Tech experts I consulted when I first wrote about Lee and Saba’s tech mystery were flummoxed. The phones included Androids and iPhones, on all the different carriers from Verizon to Sprint. But now security researcher Dave Maynor thinks he’s figured what’s causing this Bermuda tech triangle.
Maynor visited Lee and Saba’s home last week, accompanied by Reply All who I teamed up with to solve this tech mystery. He brought SDRs (software-defined radios) in order to scan for the signals and wireless access points in the area to see if there was a rogue cell tower that might be causing the issue. During the scans, he discovered something equally bizarre: on the mile-long street, he only detected nine wireless access points.

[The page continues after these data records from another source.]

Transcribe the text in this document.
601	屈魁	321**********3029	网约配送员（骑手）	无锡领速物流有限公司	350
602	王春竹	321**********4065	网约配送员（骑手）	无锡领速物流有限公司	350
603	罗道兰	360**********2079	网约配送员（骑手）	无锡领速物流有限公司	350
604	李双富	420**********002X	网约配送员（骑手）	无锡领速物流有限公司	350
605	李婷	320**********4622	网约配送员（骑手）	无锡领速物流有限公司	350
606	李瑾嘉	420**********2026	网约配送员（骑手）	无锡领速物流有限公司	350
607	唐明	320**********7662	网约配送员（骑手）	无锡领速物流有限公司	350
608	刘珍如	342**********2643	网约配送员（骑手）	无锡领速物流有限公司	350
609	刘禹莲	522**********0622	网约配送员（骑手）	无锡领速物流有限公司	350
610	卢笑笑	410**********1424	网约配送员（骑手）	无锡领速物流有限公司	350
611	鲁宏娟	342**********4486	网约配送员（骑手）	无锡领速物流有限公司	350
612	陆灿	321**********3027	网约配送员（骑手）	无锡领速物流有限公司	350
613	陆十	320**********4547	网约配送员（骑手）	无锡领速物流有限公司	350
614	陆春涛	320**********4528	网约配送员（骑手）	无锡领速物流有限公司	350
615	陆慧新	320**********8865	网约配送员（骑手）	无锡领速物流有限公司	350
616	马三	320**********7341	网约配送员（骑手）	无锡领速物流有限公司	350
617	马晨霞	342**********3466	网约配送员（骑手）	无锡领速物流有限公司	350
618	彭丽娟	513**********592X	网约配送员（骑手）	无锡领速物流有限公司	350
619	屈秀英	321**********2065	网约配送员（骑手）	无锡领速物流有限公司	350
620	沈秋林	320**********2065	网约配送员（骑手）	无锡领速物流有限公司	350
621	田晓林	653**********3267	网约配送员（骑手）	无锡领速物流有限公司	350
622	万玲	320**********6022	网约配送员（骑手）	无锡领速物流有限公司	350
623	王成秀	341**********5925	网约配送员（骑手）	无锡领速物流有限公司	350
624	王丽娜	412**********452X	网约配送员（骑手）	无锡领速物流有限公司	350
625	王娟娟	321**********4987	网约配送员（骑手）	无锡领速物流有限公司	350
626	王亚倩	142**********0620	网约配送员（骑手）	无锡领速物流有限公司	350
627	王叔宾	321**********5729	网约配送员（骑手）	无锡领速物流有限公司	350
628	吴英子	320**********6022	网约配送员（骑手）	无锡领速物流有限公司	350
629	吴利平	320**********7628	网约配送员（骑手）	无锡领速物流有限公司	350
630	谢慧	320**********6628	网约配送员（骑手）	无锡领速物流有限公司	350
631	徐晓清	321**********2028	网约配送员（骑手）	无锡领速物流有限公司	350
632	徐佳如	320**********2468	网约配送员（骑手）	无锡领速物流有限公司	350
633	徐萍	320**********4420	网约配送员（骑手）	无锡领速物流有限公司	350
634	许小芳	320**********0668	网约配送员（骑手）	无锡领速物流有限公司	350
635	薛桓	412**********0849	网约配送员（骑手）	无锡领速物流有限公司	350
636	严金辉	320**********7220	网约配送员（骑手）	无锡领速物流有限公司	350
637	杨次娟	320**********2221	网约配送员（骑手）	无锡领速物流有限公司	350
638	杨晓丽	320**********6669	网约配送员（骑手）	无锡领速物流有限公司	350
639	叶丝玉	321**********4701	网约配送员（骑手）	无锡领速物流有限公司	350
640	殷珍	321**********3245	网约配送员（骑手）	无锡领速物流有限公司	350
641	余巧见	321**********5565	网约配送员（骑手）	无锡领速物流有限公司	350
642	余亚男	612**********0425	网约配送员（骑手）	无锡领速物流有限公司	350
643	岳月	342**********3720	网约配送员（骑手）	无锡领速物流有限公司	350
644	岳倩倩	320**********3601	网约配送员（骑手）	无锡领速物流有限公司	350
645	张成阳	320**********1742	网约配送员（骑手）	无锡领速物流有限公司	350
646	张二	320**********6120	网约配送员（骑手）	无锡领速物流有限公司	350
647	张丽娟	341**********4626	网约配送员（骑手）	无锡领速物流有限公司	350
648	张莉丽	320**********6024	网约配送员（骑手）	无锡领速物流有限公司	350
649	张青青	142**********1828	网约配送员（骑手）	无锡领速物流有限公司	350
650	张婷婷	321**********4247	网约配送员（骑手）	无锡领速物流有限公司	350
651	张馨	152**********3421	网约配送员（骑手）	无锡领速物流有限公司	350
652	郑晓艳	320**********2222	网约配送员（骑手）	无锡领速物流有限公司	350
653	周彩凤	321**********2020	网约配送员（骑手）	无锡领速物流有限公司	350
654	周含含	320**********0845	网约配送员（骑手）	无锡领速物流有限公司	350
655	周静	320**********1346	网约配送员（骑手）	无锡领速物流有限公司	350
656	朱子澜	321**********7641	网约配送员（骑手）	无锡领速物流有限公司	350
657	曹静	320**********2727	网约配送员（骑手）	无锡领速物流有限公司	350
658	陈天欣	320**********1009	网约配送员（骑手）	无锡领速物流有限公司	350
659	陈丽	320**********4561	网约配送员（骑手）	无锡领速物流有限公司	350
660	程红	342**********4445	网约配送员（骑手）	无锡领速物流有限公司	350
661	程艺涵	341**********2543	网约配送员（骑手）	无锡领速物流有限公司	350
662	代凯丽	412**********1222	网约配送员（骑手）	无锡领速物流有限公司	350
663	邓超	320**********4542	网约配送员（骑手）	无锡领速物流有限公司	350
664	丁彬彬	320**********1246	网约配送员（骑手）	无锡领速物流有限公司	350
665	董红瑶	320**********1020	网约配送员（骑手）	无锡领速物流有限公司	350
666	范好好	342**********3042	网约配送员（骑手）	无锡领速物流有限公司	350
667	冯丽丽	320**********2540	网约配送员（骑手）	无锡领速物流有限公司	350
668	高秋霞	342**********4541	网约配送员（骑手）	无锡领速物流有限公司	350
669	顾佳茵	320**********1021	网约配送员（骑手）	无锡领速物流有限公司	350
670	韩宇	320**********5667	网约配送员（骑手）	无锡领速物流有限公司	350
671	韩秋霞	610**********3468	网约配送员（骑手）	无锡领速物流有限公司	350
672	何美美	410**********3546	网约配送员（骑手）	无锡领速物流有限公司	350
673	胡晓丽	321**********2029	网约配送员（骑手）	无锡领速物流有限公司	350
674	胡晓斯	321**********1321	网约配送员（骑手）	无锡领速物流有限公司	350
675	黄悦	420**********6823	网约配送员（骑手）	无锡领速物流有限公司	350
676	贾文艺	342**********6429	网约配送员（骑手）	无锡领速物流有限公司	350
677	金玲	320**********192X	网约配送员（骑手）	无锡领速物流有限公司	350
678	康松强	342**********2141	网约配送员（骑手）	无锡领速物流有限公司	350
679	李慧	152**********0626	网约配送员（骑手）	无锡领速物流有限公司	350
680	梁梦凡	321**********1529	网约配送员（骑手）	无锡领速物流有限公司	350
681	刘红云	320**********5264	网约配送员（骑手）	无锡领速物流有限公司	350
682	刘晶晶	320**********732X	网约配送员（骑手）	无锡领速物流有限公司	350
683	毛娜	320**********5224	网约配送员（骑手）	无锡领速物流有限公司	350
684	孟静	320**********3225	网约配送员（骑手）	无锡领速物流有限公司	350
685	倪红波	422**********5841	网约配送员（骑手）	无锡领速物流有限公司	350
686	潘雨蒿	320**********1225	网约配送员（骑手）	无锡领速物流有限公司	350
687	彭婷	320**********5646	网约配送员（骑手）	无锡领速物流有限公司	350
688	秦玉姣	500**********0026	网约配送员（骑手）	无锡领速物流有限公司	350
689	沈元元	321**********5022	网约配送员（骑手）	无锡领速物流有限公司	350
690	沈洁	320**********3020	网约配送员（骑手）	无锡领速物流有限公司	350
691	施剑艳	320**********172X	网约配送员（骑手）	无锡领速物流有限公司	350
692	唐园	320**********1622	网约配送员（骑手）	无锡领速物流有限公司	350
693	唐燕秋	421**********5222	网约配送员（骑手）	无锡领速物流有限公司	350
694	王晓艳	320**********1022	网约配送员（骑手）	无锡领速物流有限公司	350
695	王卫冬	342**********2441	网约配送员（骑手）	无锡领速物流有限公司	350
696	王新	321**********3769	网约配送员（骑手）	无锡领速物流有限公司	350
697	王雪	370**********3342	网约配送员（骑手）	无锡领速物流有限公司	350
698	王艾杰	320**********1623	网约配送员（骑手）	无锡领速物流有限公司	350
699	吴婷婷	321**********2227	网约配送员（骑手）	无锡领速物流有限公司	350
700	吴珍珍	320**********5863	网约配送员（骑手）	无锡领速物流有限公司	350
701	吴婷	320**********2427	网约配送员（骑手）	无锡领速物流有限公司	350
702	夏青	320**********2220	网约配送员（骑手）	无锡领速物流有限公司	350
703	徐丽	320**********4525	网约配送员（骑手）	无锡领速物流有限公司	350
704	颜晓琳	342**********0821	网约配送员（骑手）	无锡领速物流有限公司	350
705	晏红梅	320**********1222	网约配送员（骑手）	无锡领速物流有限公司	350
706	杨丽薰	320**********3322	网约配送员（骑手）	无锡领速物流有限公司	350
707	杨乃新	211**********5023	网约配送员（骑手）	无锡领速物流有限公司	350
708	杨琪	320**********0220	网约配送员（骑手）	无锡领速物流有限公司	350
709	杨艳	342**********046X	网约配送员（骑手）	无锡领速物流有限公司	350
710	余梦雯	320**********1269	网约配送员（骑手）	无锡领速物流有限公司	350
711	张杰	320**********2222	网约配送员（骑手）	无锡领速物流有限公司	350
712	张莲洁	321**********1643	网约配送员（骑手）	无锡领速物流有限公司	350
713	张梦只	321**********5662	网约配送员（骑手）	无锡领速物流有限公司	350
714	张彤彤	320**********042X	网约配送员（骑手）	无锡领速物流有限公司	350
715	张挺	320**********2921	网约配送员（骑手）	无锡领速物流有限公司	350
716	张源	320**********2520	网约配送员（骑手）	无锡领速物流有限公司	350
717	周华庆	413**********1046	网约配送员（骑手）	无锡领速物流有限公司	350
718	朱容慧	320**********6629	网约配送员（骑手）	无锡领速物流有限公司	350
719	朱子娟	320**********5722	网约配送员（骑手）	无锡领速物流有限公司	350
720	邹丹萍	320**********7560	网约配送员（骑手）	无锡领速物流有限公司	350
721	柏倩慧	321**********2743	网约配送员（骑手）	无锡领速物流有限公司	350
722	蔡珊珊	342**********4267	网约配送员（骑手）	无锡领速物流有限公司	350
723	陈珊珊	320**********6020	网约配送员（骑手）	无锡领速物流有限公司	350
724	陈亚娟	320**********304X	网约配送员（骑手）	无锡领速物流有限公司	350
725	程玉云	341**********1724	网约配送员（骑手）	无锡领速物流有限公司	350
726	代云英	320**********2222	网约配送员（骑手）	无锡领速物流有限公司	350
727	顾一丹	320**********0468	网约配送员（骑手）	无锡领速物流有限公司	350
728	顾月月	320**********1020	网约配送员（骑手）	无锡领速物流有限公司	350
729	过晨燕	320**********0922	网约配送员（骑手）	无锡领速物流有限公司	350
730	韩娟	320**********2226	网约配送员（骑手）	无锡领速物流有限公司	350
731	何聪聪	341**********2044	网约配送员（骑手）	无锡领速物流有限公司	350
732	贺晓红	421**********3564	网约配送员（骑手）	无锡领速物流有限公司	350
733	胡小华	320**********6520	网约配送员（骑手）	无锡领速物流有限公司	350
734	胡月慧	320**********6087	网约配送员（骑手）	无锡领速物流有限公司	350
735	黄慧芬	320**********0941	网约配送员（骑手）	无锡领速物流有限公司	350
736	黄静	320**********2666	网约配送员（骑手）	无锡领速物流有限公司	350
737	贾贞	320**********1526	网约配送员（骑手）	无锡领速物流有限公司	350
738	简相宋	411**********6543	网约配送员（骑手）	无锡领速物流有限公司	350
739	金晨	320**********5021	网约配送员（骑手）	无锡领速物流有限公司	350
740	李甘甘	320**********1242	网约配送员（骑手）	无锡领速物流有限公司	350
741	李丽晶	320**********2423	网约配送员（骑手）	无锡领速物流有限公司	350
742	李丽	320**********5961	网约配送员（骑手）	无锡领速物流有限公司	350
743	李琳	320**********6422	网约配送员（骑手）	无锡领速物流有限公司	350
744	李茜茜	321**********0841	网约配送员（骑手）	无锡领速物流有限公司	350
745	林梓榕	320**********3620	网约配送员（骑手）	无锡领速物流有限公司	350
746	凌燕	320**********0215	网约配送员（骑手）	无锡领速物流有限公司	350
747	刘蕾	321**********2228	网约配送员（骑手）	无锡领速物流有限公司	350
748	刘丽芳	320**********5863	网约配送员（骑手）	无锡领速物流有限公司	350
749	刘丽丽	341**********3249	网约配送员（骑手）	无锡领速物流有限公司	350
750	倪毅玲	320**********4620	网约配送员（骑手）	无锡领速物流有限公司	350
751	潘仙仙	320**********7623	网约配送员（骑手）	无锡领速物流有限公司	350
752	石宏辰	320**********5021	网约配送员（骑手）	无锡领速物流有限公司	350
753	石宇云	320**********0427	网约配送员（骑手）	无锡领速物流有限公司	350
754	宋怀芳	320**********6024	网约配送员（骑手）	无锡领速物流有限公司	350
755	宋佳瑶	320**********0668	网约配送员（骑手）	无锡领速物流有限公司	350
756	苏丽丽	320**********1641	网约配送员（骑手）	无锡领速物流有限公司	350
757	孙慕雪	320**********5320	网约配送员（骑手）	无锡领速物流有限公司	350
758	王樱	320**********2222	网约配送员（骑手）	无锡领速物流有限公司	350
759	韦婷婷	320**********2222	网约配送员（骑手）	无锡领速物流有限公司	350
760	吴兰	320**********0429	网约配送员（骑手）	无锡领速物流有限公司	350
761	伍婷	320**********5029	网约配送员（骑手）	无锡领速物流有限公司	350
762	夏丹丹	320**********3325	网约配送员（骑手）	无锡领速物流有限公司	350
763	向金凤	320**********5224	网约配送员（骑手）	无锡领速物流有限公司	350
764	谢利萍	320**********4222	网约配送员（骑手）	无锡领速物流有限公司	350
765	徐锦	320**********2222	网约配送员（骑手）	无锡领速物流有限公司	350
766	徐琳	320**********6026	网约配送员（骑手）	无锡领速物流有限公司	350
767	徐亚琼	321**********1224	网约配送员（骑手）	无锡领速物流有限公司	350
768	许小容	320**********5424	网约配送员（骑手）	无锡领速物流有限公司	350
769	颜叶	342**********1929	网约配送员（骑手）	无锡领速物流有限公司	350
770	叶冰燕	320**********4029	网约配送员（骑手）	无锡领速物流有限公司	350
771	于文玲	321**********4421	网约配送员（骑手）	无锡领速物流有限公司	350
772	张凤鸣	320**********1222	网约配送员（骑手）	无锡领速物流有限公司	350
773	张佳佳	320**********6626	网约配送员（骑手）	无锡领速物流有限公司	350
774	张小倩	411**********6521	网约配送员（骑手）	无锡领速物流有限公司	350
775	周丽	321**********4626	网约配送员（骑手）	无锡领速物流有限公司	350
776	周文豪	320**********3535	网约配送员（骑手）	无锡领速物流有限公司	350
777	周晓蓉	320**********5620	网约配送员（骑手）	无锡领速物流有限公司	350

“In the five blocks around where I live by contrast,” said Maynor by phone, “there are 3000-4000 such devices.” (You can check out the density of devices in your own neighborhood on Wigle, a crowdsourced mapping tool.)
Lee and Saba live in a digital desert. Many of their neighbors are older, and some of the houses are not lived in, so their home is one of the few with a router.
That gave Maynor an idea about the root of their troubles. When phones attempt to geolocate themselves, they’ll usually look first to GPS or the cell towers they most recently connected to, but that won’t work if the phone is in a building without clear sight of satellites or if it’s off the cellular network. Then the phone will look to back-up location databases, first, using its IP address and, second, by looking at the nearest Wifi networks it can detect. Based on the signal strength of each Wifi connection, it can usually figure out within 10 meters where the phone is.
These IP and Wifi mapping databases are maintained by companies like Neustar, Maxmind and Skyhook, which have software embedded in millions of apps and phones, likely yours among them, that are constantly feeding them new, fresh mapping data—pairing the IP or Wifi networks the phone sees with GPS data. “Any time a location request is made on a phone we’re on, that information is used to recalibrate the system,” Skyhook’s chief technology officer Kipp Jones told me by phone.
As Reply All’s PJ Vogt put it in the episode about Lee and Saba’s home, “there’s databases feeding databases feeding databases.”
Maynor suspected the phones leading to Saba and Lee’s house might be deprived of GPS and cell tower triangulation, and so might be relying on IP address to figure out where they were, given that this particular area is low on wifi networks. “But looking at the IP address is not very specific; it’s just supposed to tell you whether the phone is in Atlanta or Zimbabwe,” said Maynor.